Producing a movie such as this ‘becomes like a very important piece of journalism’, ‘you’re able to revise history, or a point of view, or way of thinking.’ ‘It’s a great responsibility, but it is also the best thing, you cannot get a bigger kick than that.’ ‘That kind of movie requires patience and intelligence.’ ‘It’s a difficult movie to sell.’ But while smiling ‘I like to confront idea’s and to shock people’. ‘Movies are a great vehicle for that’. And indeed they are. In my previous review for ‘Rebellion’, you’ll see how Mathieu successfully used all his filmic knowledge and ability to create an powerful emotional feature that seamlessly blends the research of a documentary with mainstream movies. But ‘you need to be able to sit down for two hours, and try to think about what you are seeing, which is not what movies do today’.

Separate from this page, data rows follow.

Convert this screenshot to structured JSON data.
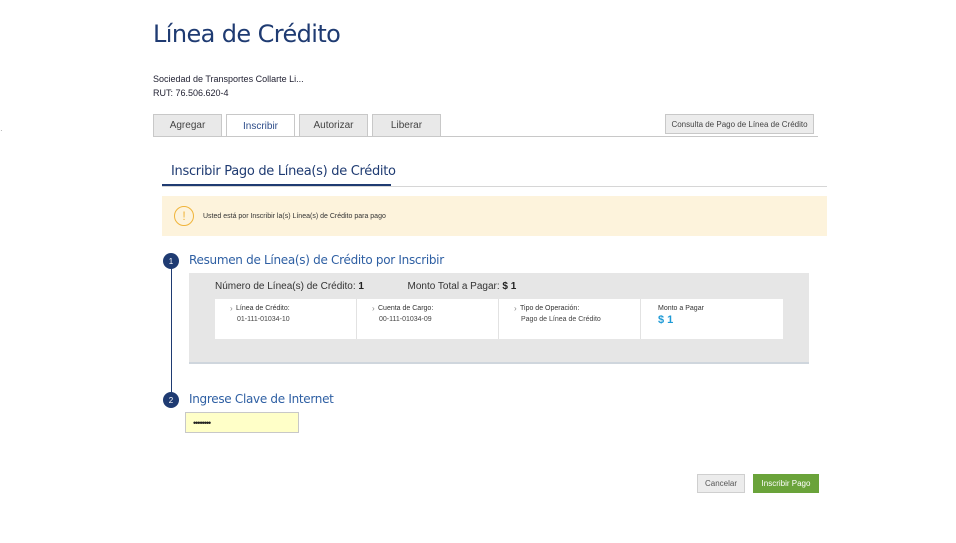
{
  "page": {
    "title": "Línea de Crédito",
    "company": "Sociedad de Transportes Collarte Li...",
    "rut": "RUT: 76.506.620-4"
  },
  "tabs": [
    {
      "label": "Agregar",
      "active": false
    },
    {
      "label": "Inscribir",
      "active": true
    },
    {
      "label": "Autorizar",
      "active": false
    },
    {
      "label": "Liberar",
      "active": false
    }
  ],
  "consult_button": "Consulta de Pago de Línea de Crédito",
  "section": {
    "title": "Inscribir Pago de Línea(s) de Crédito"
  },
  "alert": {
    "icon": "warning-icon",
    "icon_glyph": "!",
    "text": "Usted está por Inscribir la(s) Línea(s) de Crédito para pago"
  },
  "step1": {
    "number": "1",
    "title": "Resumen de Línea(s) de Crédito por Inscribir",
    "count_label": "Número de Línea(s) de Crédito:",
    "count_value": "1",
    "total_label": "Monto Total a Pagar:",
    "total_value": "$ 1",
    "cells": [
      {
        "label": "Línea de Crédito:",
        "value": "01-111-01034-10"
      },
      {
        "label": "Cuenta de Cargo:",
        "value": "00-111-01034-09"
      },
      {
        "label": "Tipo de Operación:",
        "value": "Pago de Línea de Crédito"
      }
    ],
    "amount": {
      "label": "Monto a Pagar",
      "value": "$ 1"
    }
  },
  "step2": {
    "number": "2",
    "title": "Ingrese Clave de Internet",
    "password_value": "••••••••"
  },
  "buttons": {
    "cancel": "Cancelar",
    "submit": "Inscribir Pago"
  },
  "colors": {
    "primary": "#1f3b72",
    "accent_link": "#2e5fa3",
    "amount": "#1e9ad6",
    "submit": "#6aa33a",
    "alert_bg": "#fdf3dc",
    "alert_icon": "#f0b43a",
    "input_bg": "#ffffc8"
  }
}
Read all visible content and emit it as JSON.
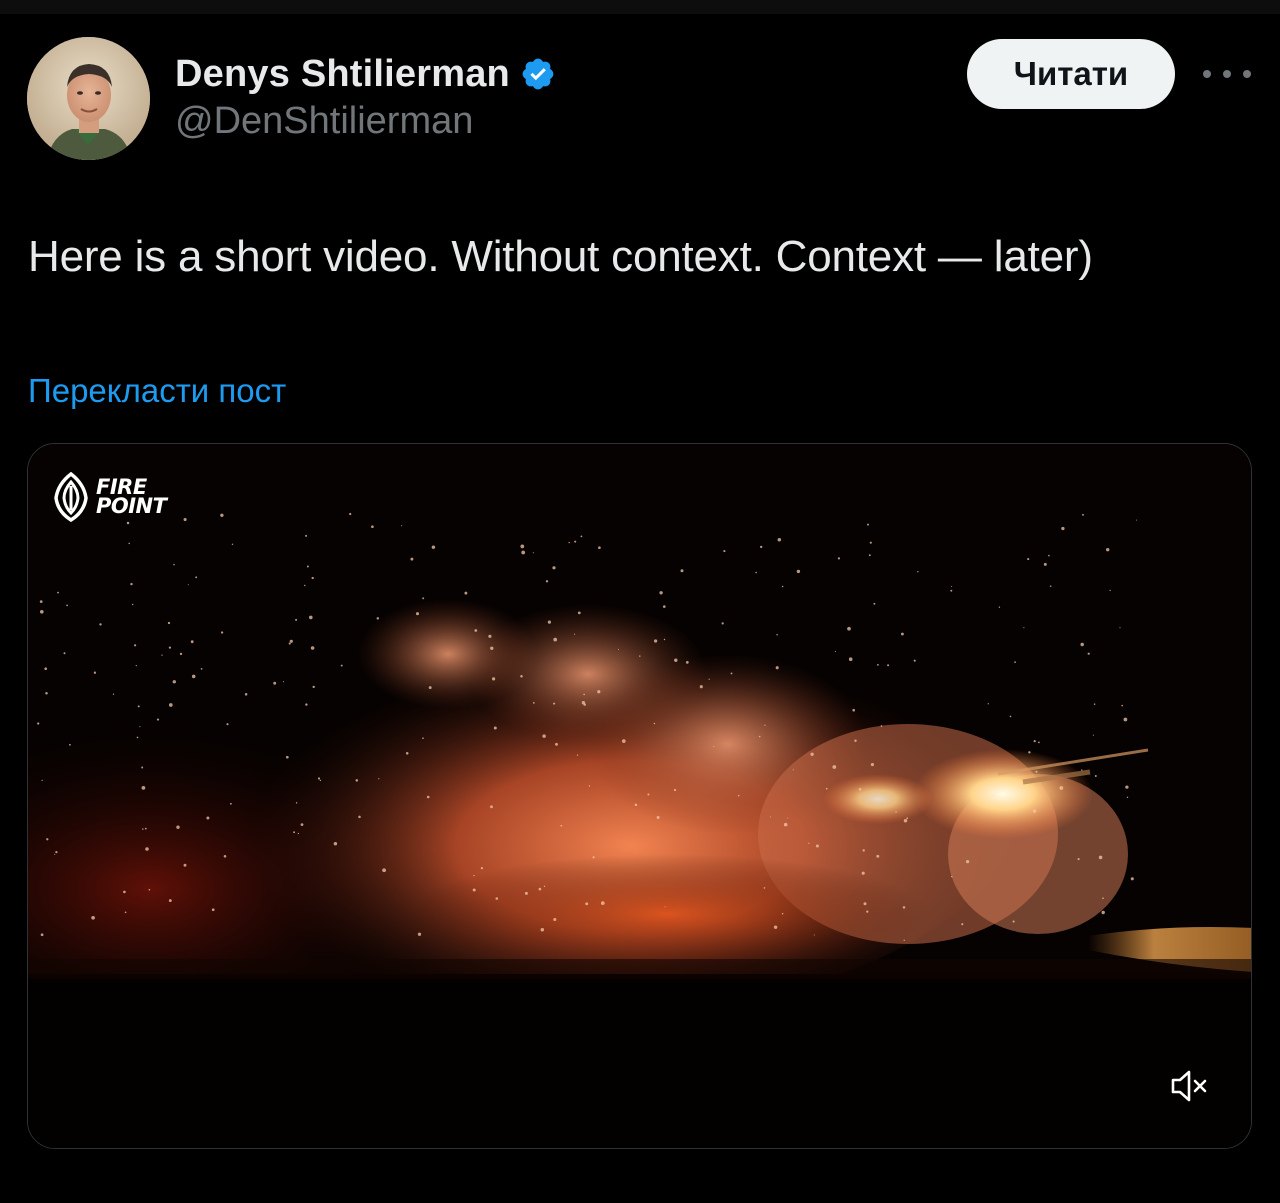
{
  "author": {
    "display_name": "Denys Shtilierman",
    "handle": "@DenShtilierman",
    "verified": true,
    "avatar_icon": "user-avatar-photo"
  },
  "actions": {
    "follow_label": "Читати",
    "more_icon": "more-horizontal-icon"
  },
  "post": {
    "text": "Here is a short video. Without context. Context — later)",
    "translate_label": "Перекласти пост"
  },
  "media": {
    "type": "video",
    "watermark_lines": [
      "FIRE",
      "POINT"
    ],
    "mute_icon": "volume-muted-icon",
    "muted": true
  },
  "colors": {
    "background": "#000000",
    "text_primary": "#e7e9ea",
    "text_secondary": "#71767b",
    "link": "#1d9bf0",
    "verified_badge": "#1d9bf0",
    "follow_button_bg": "#eff3f4"
  }
}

Such success in production and the finished product, doesn’t necessarily mean success financially. Despite excellent reviews everywhere, the French public have turned their back on the movie. ‘French people are not French people any more’. Mathieu equates this to five years under the governance of ex French President Nicolas Sarkozy (‘killing their spirit’), whom he has been a vocal critic of. Maybe it’s just too much medicine for this present moment. ‘I didn’t show torture, I didn’t really show the violence, I didn’t go for that. I wanted to make a movie really balanced, so that I wouldn’t have that kind of problems like censorship’.
Inspired in the techniques, sense of balance and involvement of actual local people as actors by such luminaries as Paul Greengrass/Bloody Sunday and Ken Loach. Mathieu raised a valid point about people from outside the story and historical environment being able to bring an emotive clarity and impartiality to the work, because ‘you don’t find stories, stories find you’, as this story did when his father passed a report to him. His father, also a movie director, fled from a Communist oppression regime in Hungary. It is somewhat clear where Mathieu’s fight for humanity and against oppressive forces comes from.

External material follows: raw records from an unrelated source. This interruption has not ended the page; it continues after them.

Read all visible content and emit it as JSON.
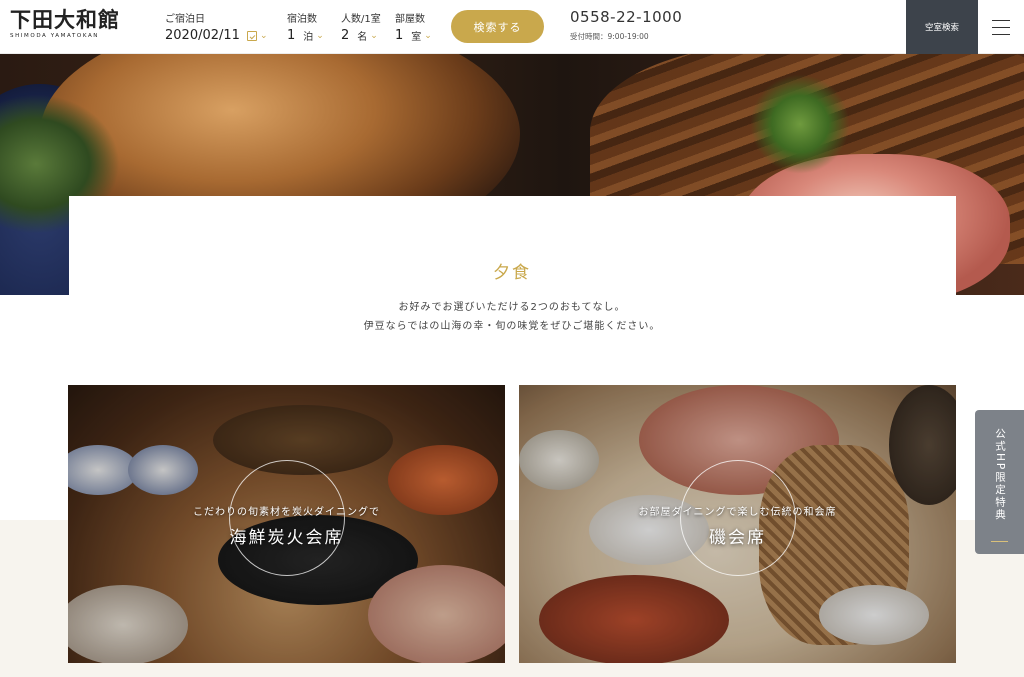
{
  "header": {
    "logo_main": "下田大和館",
    "logo_sub": "SHIMODA YAMATOKAN",
    "checkin_label": "ご宿泊日",
    "checkin_value": "2020/02/11",
    "nights_label": "宿泊数",
    "nights_value": "1",
    "nights_unit": "泊",
    "guests_label": "人数/1室",
    "guests_value": "2",
    "guests_unit": "名",
    "rooms_label": "部屋数",
    "rooms_value": "1",
    "rooms_unit": "室",
    "search_label": "検索する",
    "phone": "0558-22-1000",
    "hours": "受付時間：9:00-19:00",
    "vacancy_label": "空室検索"
  },
  "main": {
    "section_title": "夕食",
    "intro_line1": "お好みでお選びいただける2つのおもてなし。",
    "intro_line2": "伊豆ならではの山海の幸・旬の味覚をぜひご堪能ください。"
  },
  "tiles": [
    {
      "sub": "こだわりの旬素材を炭火ダイニングで",
      "name": "海鮮炭火会席"
    },
    {
      "sub": "お部屋ダイニングで楽しむ伝統の和会席",
      "name": "磯会席"
    }
  ],
  "side_tab": {
    "label": "公式HP限定特典"
  },
  "colors": {
    "accent": "#c9a84c",
    "vacancy_bg": "#3d434b",
    "side_tab_bg": "#7d8289"
  },
  "icons": [
    "calendar-icon",
    "chevron-down-icon",
    "hamburger-menu-icon"
  ]
}
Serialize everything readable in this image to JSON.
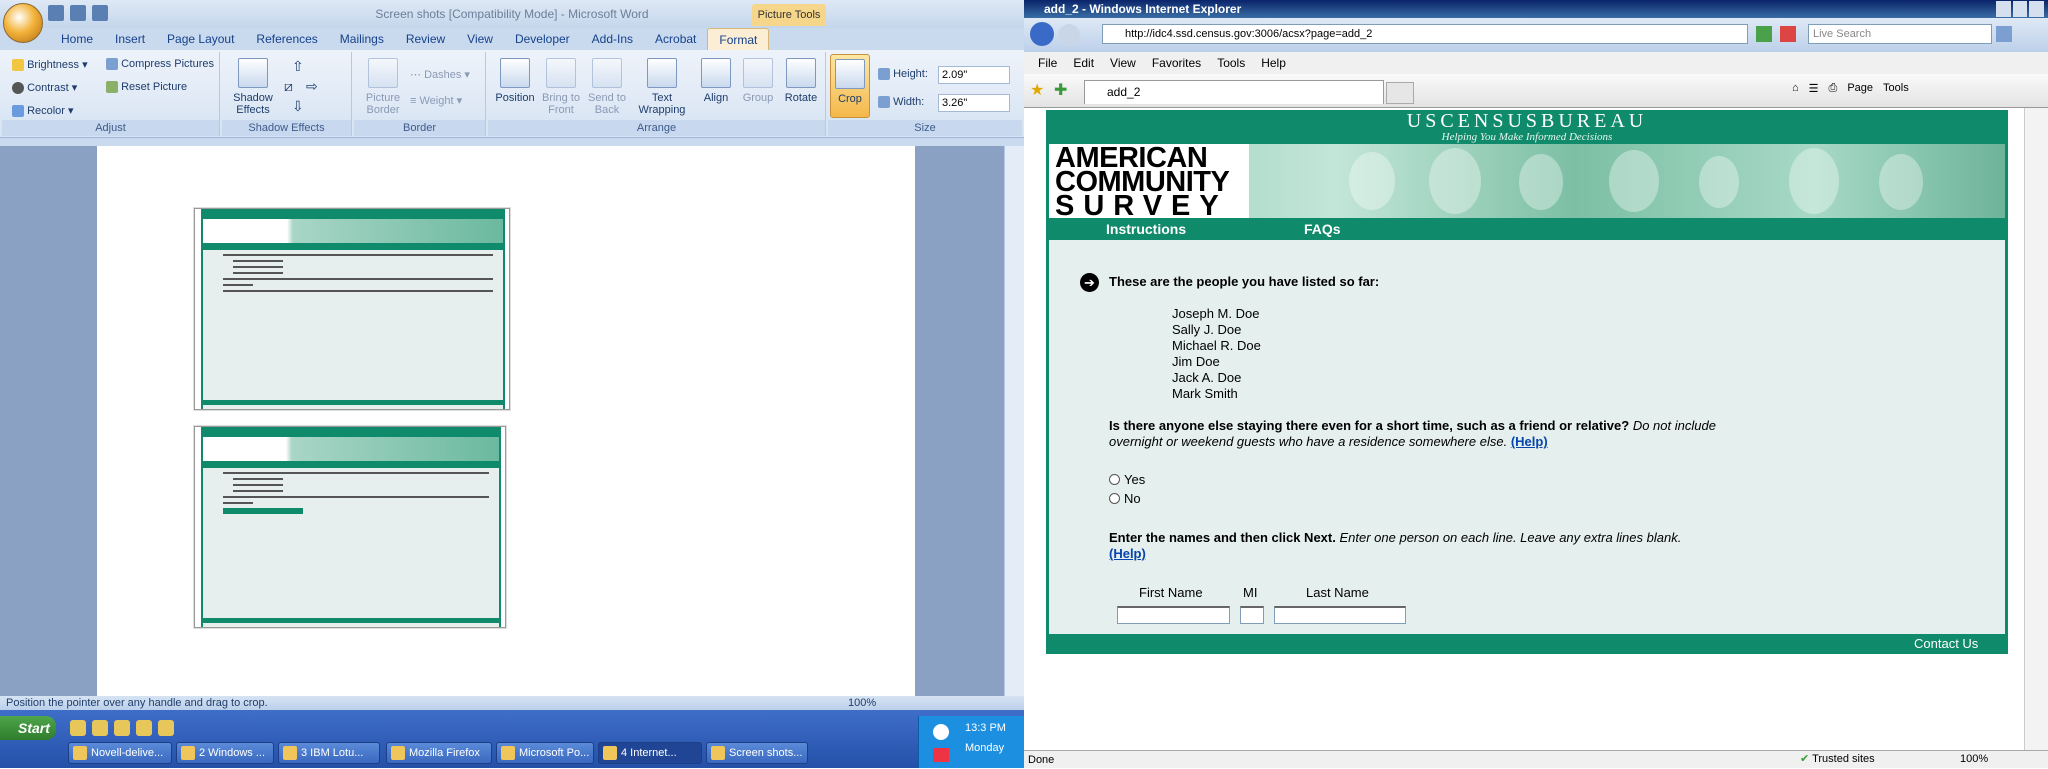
{
  "word": {
    "title": "Screen shots [Compatibility Mode] - Microsoft Word",
    "context_tab": "Picture Tools",
    "tabs": [
      "Home",
      "Insert",
      "Page Layout",
      "References",
      "Mailings",
      "Review",
      "View",
      "Developer",
      "Add-Ins",
      "Acrobat",
      "Format"
    ],
    "ribbon": {
      "brightness": "Brightness",
      "contrast": "Contrast",
      "recolor": "Recolor",
      "compress": "Compress Pictures",
      "reset": "Reset Picture",
      "adjust": "Adjust",
      "shadow_effects_btn": "Shadow Effects",
      "shadow_effects_group": "Shadow Effects",
      "picture_border": "Picture Border",
      "dashes": "Dashes",
      "weight": "Weight",
      "border_group": "Border",
      "position": "Position",
      "bring_to_front": "Bring to Front",
      "send_to_back": "Send to Back",
      "text_wrapping": "Text Wrapping",
      "align": "Align",
      "group": "Group",
      "rotate": "Rotate",
      "arrange_group": "Arrange",
      "crop": "Crop",
      "height_label": "Height:",
      "height_value": "2.09\"",
      "width_label": "Width:",
      "width_value": "3.26\"",
      "size_group": "Size"
    },
    "status_text": "Position the pointer over any handle and drag to crop.",
    "zoom": "100%"
  },
  "taskbar": {
    "start": "Start",
    "buttons": [
      "Novell-delive...",
      "2 Windows ...",
      "3 IBM Lotu...",
      "Mozilla Firefox",
      "Microsoft Po...",
      "4 Internet...",
      "Screen shots..."
    ],
    "time": "13:3 PM",
    "day": "Monday"
  },
  "ie": {
    "title": "add_2 - Windows Internet Explorer",
    "url": "http://idc4.ssd.census.gov:3006/acsx?page=add_2",
    "search_placeholder": "Live Search",
    "menu": [
      "File",
      "Edit",
      "View",
      "Favorites",
      "Tools",
      "Help"
    ],
    "tab_title": "add_2",
    "cmd_page": "Page",
    "cmd_tools": "Tools",
    "status": "Done",
    "zone": "Trusted sites",
    "zoom": "100%"
  },
  "acs": {
    "bureau": "USCENSUSBUREAU",
    "tagline": "Helping You Make Informed Decisions",
    "logo_lines": [
      "AMERICAN",
      "COMMUNITY",
      "SURVEY"
    ],
    "nav": [
      "Instructions",
      "FAQs"
    ],
    "listed_heading": "These are the people you have listed so far:",
    "people": [
      "Joseph M. Doe",
      "Sally J. Doe",
      "Michael R. Doe",
      "Jim Doe",
      "Jack A. Doe",
      "Mark Smith"
    ],
    "question_bold": "Is there anyone else staying there even for a short time, such as a friend or relative?",
    "question_italic": "Do not include overnight or weekend guests who have a residence somewhere else.",
    "help": "(Help)",
    "yes": "Yes",
    "no": "No",
    "enter_bold": "Enter the names and then click Next.",
    "enter_italic": "Enter one person on each line. Leave any extra lines blank.",
    "col_first": "First Name",
    "col_mi": "MI",
    "col_last": "Last Name",
    "contact": "Contact Us"
  },
  "colors": {
    "census_green": "#0f8a6a",
    "census_bg": "#e5efed",
    "link": "#0645ad"
  }
}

But outside the world of the movie auditorium, his chosen battlefield to pitch his flag of Truth, another battle he has to take on is the human trait of self censorship, and unwillingness to face up to the truth, such as back in his homeland. Even the Kanaks have experienced censorship on the Island, with cinema owners refusing to screen the movie for fear of the locals burning down the building in protest. There is little doubt it was a politically motivated decision.

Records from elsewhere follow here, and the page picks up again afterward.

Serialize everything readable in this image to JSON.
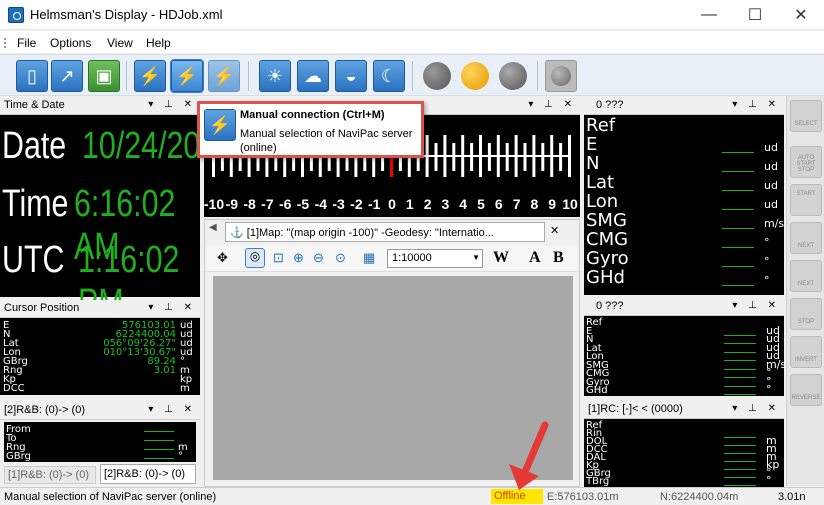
{
  "window": {
    "title": "Helmsman's Display - HDJob.xml",
    "minimize": "—",
    "maximize": "☐",
    "close": "✕"
  },
  "menu": [
    "File",
    "Options",
    "View",
    "Help"
  ],
  "time_panel": {
    "title": "Time & Date",
    "date_label": "Date",
    "date_value": "10/24/2019",
    "time_label": "Time",
    "time_value": "6:16:02 AM",
    "utc_label": "UTC",
    "utc_value": "1:16:02 PM"
  },
  "cursor_panel": {
    "title": "Cursor Position",
    "rows": [
      {
        "label": "E",
        "value": "576103.01",
        "unit": "ud"
      },
      {
        "label": "N",
        "value": "6224400.04",
        "unit": "ud"
      },
      {
        "label": "Lat",
        "value": "056°09'26.27\"",
        "unit": "ud"
      },
      {
        "label": "Lon",
        "value": "010°13'30.67\"",
        "unit": "ud"
      },
      {
        "label": "GBrg",
        "value": "89.24",
        "unit": "°"
      },
      {
        "label": "Rng",
        "value": "3.01",
        "unit": "m"
      },
      {
        "label": "Kp",
        "value": "",
        "unit": "kp"
      },
      {
        "label": "DCC",
        "value": "",
        "unit": "m"
      }
    ]
  },
  "rb_panel": {
    "title": "[2]R&B: (0)-> (0)",
    "rows": [
      {
        "label": "From",
        "unit": ""
      },
      {
        "label": "To",
        "unit": ""
      },
      {
        "label": "Rng",
        "unit": "m"
      },
      {
        "label": "GBrg",
        "unit": "°"
      }
    ],
    "tabs": [
      "[1]R&B: (0)-> (0)",
      "[2]R&B: (0)-> (0)"
    ]
  },
  "ruler": {
    "ticks": [
      "-10",
      "-9",
      "-8",
      "-7",
      "-6",
      "-5",
      "-4",
      "-3",
      "-2",
      "-1",
      "0",
      "1",
      "2",
      "3",
      "4",
      "5",
      "6",
      "7",
      "8",
      "9",
      "10"
    ]
  },
  "map": {
    "tab_title": "[1]Map: \"(map origin -100)\" -Geodesy: \"Internatio...",
    "scale": "1:10000",
    "btn_w": "W",
    "btn_a": "A",
    "btn_b": "B"
  },
  "right_panel_1": {
    "title": "0 ???",
    "rows": [
      {
        "label": "Ref",
        "unit": ""
      },
      {
        "label": "E",
        "unit": "ud"
      },
      {
        "label": "N",
        "unit": "ud"
      },
      {
        "label": "Lat",
        "unit": "ud"
      },
      {
        "label": "Lon",
        "unit": "ud"
      },
      {
        "label": "SMG",
        "unit": "m/s"
      },
      {
        "label": "CMG",
        "unit": "°"
      },
      {
        "label": "Gyro",
        "unit": "°"
      },
      {
        "label": "GHd",
        "unit": "°"
      }
    ]
  },
  "right_panel_2": {
    "title": "0 ???",
    "rows": [
      {
        "label": "Ref",
        "unit": ""
      },
      {
        "label": "E",
        "unit": "ud"
      },
      {
        "label": "N",
        "unit": "ud"
      },
      {
        "label": "Lat",
        "unit": "ud"
      },
      {
        "label": "Lon",
        "unit": "ud"
      },
      {
        "label": "SMG",
        "unit": "m/s"
      },
      {
        "label": "CMG",
        "unit": "°"
      },
      {
        "label": "Gyro",
        "unit": "°"
      },
      {
        "label": "GHd",
        "unit": "°"
      }
    ]
  },
  "right_panel_3": {
    "title": "[1]RC: [-]< < (0000)",
    "rows": [
      {
        "label": "Ref",
        "unit": ""
      },
      {
        "label": "Rin",
        "unit": ""
      },
      {
        "label": "DOL",
        "unit": "m"
      },
      {
        "label": "DCC",
        "unit": "m"
      },
      {
        "label": "DAL",
        "unit": "m"
      },
      {
        "label": "Kp",
        "unit": "kp"
      },
      {
        "label": "GBrg",
        "unit": "°"
      },
      {
        "label": "TBrg",
        "unit": "°"
      }
    ]
  },
  "side_buttons": [
    "SELECT",
    "AUTO START STOP",
    "START",
    "NEXT",
    "NEXT",
    "STOP",
    "INVERT",
    "REVERSE"
  ],
  "tooltip": {
    "title": "Manual connection (Ctrl+M)",
    "body": "Manual selection of NaviPac server (online)"
  },
  "status": {
    "message": "Manual selection of NaviPac server (online)",
    "state": "Offline",
    "east": "E:576103.01m",
    "north": "N:6224400.04m",
    "range": "3.01n"
  }
}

Thankfully in 2014, the Kanaks will vote on Independence for the Island, when he thinks the movie will be revealed and people will then face up to their past.
Mathieu though living mostly in the USA, continues his support of fearless story telling through his production company MNP Entreprise with not only ‘Rebellion’ itself, but also co producing ‘Johnny Mad Dog’ directed by Jean-Stéphane Sauvaire, which was an brutal, unflinching look at Liberian child soldiers.
Fortunately there seems to be an ever growing number of visual (and musical) bards willing to inform us of the machinations of our so called leaders and their mainstream media vassals. This can only be a great thing, however it will only help us if we are willing to take the medicine, remove the hooded gauze of government propaganda, and stare at the Truth.
Rebellion is currently on release in the UK through Lionsgate.